Given two $n \times n$ invertbible matrices $A$ and $B$ such that $(A − B)(A + B) = A^2 − B^2,$ which of the following statements is correct?
- $B = ABA^{-1}B$
- None of the given options
- $B = A^{-1}BA$
- $B = BABA^{-1}$
- $A$ is the inverse of matrix $B$
This is a multiple choice questions, which I cant seem to understand. From what I do understand:
- Given two matrices $A$ and $B$, the product $AB$ is not equal to $BA$.
- Since they said $(A − B)(A + B) = A^2 − B^2$. It means that $AB$ is equal to $BA$ ie: they commute
Option 1 and Option 4 seems like the same term, but the left hand side is the terms are rearranged im not sure about them. I would choose option 3, since $A^{-1}A = I$ leaving $B=B$ is this correct?
Best Answer
$1.\ \ B = ABA^{-1}B \Leftrightarrow I = ABA^{-1} \Leftrightarrow A = AB \Leftrightarrow I = B$, so this is only the case when $B$ is the identity matrix.
$2.$ False, as we can only find out after doing the rest of the parts.
$3.\ \ B = A^{-1}BA \Leftrightarrow AB = BA$, which is something you have already shown is true.
$4.\ \ B = BABA^{-1} \Leftrightarrow BA = BAB \Leftrightarrow A = AB \Leftrightarrow I=B$, so again, this only holds when $B$ is the identity matrix.

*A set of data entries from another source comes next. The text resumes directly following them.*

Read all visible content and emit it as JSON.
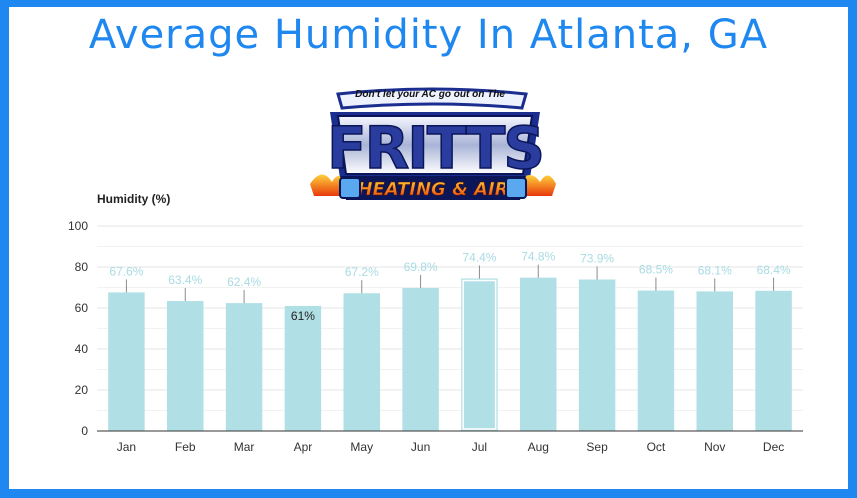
{
  "page": {
    "title": "Average Humidity In Atlanta, GA"
  },
  "logo": {
    "tagline": "Don't let your AC go out on The",
    "brand": "FRITTS",
    "subbrand": "HEATING & AIR"
  },
  "colors": {
    "frame": "#1e88f0",
    "title": "#1e88f0",
    "bar": "#b0e0e6",
    "bar_label": "#a8dbe3",
    "gridline": "#e6e6e6",
    "axis": "#333333"
  },
  "chart_data": {
    "type": "bar",
    "ylabel": "Humidity (%)",
    "xlabel": "",
    "categories": [
      "Jan",
      "Feb",
      "Mar",
      "Apr",
      "May",
      "Jun",
      "Jul",
      "Aug",
      "Sep",
      "Oct",
      "Nov",
      "Dec"
    ],
    "values": [
      67.6,
      63.4,
      62.4,
      61,
      67.2,
      69.8,
      74.4,
      74.8,
      73.9,
      68.5,
      68.1,
      68.4
    ],
    "data_labels": [
      "67.6%",
      "63.4%",
      "62.4%",
      "61%",
      "67.2%",
      "69.8%",
      "74.4%",
      "74.8%",
      "73.9%",
      "68.5%",
      "68.1%",
      "68.4%"
    ],
    "ylim": [
      0,
      100
    ],
    "yticks": [
      0,
      20,
      40,
      60,
      80,
      100
    ],
    "grid": true,
    "highlighted_category": "Jul"
  }
}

$5.$ This is a solution, but not the only solution, since non-inverse matrices can commute. For example,
$$\begin{bmatrix}2&0\\1&-1\end{bmatrix}\begin{bmatrix}3&0\\1&0\end{bmatrix} = \begin{bmatrix}6&0\\2&0\end{bmatrix} = \begin{bmatrix}3&0\\1&0\end{bmatrix}\begin{bmatrix}2&0\\1&-1\end{bmatrix}, $$ but clearly the matrices aren't inverses.